Fourth, the issue of missing data needs to be addressed in the AR
modeling. The AR estimation algorithms used in this paper assume
the data values of zero whenever there were gaps in the GONG Month 10
series. The codes need to be adjusted to deal with this issue
properly. The tapers, on the other hand, were specifically designed
to take Month 10's gap structure into account, and therefore are
constrained to be zero at the locations of the missing values - see
Figure 11. Note that other orthogonal taper families,
such as the discrete prolate spheroidal sequences proposed by
Thomson 1982, and discussed in detail by
Percival and Walden 1993,
and the minimum bias tapers proposed by Riedel and Sidorenko 1995, and
their generalized versions for data with missing observations do
exist. The former depend on the bandwidth parameter W, ,and are the vectors with maximal energy concentration in the frequency
band [-W, W], designed to suppress power leakage from the resonant
modes. The latter minimize the local bias, defined as the integral
of the product of frequency squared times energy at that frequency.
Finally, the computational complexity of calculating the general sine multitapered estimate and calculating the AR estimate is comparable.

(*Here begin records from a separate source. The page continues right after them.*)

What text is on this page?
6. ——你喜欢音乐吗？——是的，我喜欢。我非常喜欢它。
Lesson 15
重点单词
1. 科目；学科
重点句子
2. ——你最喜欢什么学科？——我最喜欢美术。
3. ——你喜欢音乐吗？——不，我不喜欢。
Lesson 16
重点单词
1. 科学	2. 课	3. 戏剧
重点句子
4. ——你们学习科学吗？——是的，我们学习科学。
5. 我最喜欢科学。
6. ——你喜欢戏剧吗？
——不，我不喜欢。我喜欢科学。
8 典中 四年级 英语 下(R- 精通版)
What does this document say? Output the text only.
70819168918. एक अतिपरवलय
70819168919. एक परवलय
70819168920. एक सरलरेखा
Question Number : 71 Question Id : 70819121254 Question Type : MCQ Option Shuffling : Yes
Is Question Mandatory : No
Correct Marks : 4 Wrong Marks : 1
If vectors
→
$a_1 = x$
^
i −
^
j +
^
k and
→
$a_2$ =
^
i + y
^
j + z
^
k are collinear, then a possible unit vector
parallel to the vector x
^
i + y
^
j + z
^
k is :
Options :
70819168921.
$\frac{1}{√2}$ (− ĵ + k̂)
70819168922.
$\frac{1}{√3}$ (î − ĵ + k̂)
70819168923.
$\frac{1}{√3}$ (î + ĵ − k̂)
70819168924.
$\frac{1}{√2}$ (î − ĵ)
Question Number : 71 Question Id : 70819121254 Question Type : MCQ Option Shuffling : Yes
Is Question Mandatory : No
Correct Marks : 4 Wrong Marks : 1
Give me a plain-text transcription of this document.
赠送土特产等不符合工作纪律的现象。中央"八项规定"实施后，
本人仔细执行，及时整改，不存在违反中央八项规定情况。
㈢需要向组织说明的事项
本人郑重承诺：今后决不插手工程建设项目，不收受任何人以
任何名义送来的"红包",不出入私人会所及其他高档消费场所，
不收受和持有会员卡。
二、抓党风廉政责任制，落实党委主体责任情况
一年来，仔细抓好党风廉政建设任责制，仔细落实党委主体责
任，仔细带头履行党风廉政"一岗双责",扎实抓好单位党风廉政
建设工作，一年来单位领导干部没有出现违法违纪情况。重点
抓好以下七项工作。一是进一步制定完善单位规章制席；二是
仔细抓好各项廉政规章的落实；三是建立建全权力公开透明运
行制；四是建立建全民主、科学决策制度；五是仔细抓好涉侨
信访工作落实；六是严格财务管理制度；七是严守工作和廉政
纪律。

Because of the closed form expression of the sine tapers, they can be evaluated almost instantly even for very long datasets. The additional step of reorthogonalization in the missing values case does not significantly increase the calculation time. Calculating K of the ``best'' prolate or minimum bias tapers however, amounts to solving for the K largest eigenvalues and associated eigenvectors of a T by T matrix, where T is the length of the series. Using the block Lanczos algorithm Parlett (1980) with reorthogonalization, and special algorithms that exploit the Toeplitz structure of the large matrices, the running time to obtain 100 tapers, each of length T=51840, takes more than 200 hours on a Sun Sparc Ultra 2 machine. Computationally, therefore, the cost of getting the prolate or the minimum bias tapers and then calculating the multitapered estimate with those tapers is higher than calculating the AR spectrum estimate.
In conclusion, the autoregressive and the generalized sine multitaper spectral analysis of the solar oscillations data considered in this paper result in very comparable estimates. Based on the simulation data, where the location of the modes is known, it is determined that both methods recover the true structure of the spectrum. The spectrum of the observed data thus might be estimated using either methods, provided that the process that generates the GONG data resembles the process underlying the synthetic data. It is up to the investigator to know the advantages and limitations of both methods, and to make an informed decision about which method to use.